We hear it – and maybe say it – all too often. As much as parents can’t help but make well-intended comments that jokingly romanticize early boy-girl relationships between kids, experts say it’s a big mistake.
That’s because it’s one of several factors that keep boys and girls from forming strong friendships in childhood – and those friendships matter a lot.
A recent post on A Mighty Girl looked at the issue in detail and shared the benefits of these boy-girl relationships. One source noted in the article that there’s “tremendous overlap” in how boys and girls play – yet many things keep them apart.
This includes parental interference, like the “boyfriend/girlfriend” talk, for example, and stereotypes about the types of activities and toys kids should play with based on their gender.

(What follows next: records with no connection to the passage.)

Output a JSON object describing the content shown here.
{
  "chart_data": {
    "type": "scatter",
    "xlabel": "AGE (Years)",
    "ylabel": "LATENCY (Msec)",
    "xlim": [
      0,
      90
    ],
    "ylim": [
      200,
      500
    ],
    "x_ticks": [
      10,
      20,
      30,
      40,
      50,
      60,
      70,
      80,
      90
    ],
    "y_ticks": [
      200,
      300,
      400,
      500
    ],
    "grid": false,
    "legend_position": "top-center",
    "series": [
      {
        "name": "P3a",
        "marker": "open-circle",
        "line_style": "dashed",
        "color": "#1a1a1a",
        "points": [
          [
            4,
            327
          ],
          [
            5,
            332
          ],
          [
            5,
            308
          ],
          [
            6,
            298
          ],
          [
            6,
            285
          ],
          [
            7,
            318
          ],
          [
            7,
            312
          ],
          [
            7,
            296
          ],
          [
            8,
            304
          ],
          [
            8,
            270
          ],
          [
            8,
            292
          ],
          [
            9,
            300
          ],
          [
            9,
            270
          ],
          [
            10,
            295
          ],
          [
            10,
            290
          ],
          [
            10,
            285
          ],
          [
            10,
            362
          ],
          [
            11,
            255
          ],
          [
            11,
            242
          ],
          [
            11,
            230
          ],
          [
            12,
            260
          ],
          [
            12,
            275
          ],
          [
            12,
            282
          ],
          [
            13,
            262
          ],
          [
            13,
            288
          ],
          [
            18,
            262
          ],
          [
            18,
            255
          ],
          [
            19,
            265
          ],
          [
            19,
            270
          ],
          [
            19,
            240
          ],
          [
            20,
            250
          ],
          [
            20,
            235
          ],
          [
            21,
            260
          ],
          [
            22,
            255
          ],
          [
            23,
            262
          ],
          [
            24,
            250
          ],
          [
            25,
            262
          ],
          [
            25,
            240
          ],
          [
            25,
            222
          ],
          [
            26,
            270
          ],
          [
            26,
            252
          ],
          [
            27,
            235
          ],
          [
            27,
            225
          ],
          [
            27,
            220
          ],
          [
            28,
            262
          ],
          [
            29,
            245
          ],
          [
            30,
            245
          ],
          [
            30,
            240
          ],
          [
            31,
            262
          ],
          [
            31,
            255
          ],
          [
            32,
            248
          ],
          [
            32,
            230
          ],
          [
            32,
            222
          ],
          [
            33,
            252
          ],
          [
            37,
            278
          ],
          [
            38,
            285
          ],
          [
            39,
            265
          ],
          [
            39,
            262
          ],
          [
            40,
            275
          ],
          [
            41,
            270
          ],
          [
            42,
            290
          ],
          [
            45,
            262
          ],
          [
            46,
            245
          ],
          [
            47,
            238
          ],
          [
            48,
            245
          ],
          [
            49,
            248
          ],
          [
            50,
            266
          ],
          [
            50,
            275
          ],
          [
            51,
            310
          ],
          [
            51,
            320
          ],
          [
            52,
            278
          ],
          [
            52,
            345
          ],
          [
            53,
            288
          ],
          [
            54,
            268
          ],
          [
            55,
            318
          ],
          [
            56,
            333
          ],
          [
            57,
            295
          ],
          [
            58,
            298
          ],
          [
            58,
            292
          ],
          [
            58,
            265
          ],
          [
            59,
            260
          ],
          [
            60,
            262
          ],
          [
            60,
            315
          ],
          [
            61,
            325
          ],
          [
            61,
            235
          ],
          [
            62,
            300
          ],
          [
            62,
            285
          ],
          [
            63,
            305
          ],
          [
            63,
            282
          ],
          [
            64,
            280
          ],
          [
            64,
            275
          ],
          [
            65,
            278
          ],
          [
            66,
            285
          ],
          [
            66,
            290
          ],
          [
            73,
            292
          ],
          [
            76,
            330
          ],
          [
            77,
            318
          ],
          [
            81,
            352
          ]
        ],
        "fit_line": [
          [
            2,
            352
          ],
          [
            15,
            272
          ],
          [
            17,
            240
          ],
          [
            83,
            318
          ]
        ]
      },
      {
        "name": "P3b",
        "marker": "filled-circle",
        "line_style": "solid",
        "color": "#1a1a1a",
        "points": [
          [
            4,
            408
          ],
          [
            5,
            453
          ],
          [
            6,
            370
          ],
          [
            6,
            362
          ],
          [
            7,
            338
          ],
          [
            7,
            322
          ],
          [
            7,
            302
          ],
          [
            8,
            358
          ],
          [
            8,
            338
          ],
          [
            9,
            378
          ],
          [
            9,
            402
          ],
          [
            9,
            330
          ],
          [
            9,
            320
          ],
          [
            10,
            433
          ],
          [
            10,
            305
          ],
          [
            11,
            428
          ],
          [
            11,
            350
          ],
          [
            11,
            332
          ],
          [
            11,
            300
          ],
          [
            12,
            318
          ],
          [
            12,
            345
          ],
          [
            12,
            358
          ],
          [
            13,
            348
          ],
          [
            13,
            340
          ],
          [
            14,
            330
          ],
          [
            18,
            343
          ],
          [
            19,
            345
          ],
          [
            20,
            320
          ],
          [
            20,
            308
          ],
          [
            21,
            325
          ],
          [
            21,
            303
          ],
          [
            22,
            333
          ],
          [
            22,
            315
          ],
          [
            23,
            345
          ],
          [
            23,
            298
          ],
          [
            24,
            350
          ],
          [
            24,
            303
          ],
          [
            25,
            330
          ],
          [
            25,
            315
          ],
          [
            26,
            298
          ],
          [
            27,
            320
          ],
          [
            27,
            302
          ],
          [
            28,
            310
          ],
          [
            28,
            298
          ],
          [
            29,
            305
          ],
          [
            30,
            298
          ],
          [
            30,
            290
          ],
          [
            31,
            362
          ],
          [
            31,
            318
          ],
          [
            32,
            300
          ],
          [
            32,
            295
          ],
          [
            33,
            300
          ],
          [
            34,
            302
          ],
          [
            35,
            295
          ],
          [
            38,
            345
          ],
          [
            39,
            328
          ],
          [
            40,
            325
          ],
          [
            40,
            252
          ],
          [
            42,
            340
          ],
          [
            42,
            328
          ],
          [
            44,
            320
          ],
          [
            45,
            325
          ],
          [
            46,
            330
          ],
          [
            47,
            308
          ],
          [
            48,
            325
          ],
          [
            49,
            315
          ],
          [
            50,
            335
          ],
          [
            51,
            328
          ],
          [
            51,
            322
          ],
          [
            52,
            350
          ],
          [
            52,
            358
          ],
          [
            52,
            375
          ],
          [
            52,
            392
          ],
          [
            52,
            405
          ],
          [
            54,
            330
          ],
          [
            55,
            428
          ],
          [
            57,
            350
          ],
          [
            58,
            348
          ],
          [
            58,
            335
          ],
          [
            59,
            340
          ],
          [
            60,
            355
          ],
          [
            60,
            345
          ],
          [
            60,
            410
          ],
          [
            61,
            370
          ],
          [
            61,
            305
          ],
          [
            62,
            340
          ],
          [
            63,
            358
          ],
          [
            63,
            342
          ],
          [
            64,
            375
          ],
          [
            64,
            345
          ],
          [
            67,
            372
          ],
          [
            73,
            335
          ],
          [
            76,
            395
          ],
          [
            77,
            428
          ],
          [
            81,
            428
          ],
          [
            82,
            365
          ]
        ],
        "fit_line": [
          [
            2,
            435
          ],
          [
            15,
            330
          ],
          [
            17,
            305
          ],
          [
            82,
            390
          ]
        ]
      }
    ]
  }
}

Back in 2011, a post at Psychology Today noted that boys and girls start separating themselves by gender around age 4 and up.
Though it could be partly due to differences in the way kids play, the article says that one study found 80 percent of boys were “indistinguishable” from 80 percent of girls in their amount of rough play.
So why are boy-girl relationships so important? These friendships show kids different ways of playing, getting along and solving conflicts, the A Mighty Girl post points out. Kids may also feel less constricted by gender stereotypes when they play with friends of the opposite gender.
Plus, these early boy-girl friendships can pave the way for healthy relationships down the line, according to Psychology Today. “They enable children to see members of the opposite sex as regular people rather than as mysterious, different and even frightening ‘others,'” the post explains.
Need a subtle way to encourage your kids to branch out beyond their same-sex friendships? Head to this Mother.ly list of five family-friendly movies that feature boy-girl friendships.
You might also consider teaching your kids some basic rules of friendship that are worthwhile for any age. Spoiler alert: There’s no rule about only being friends with boys or girls.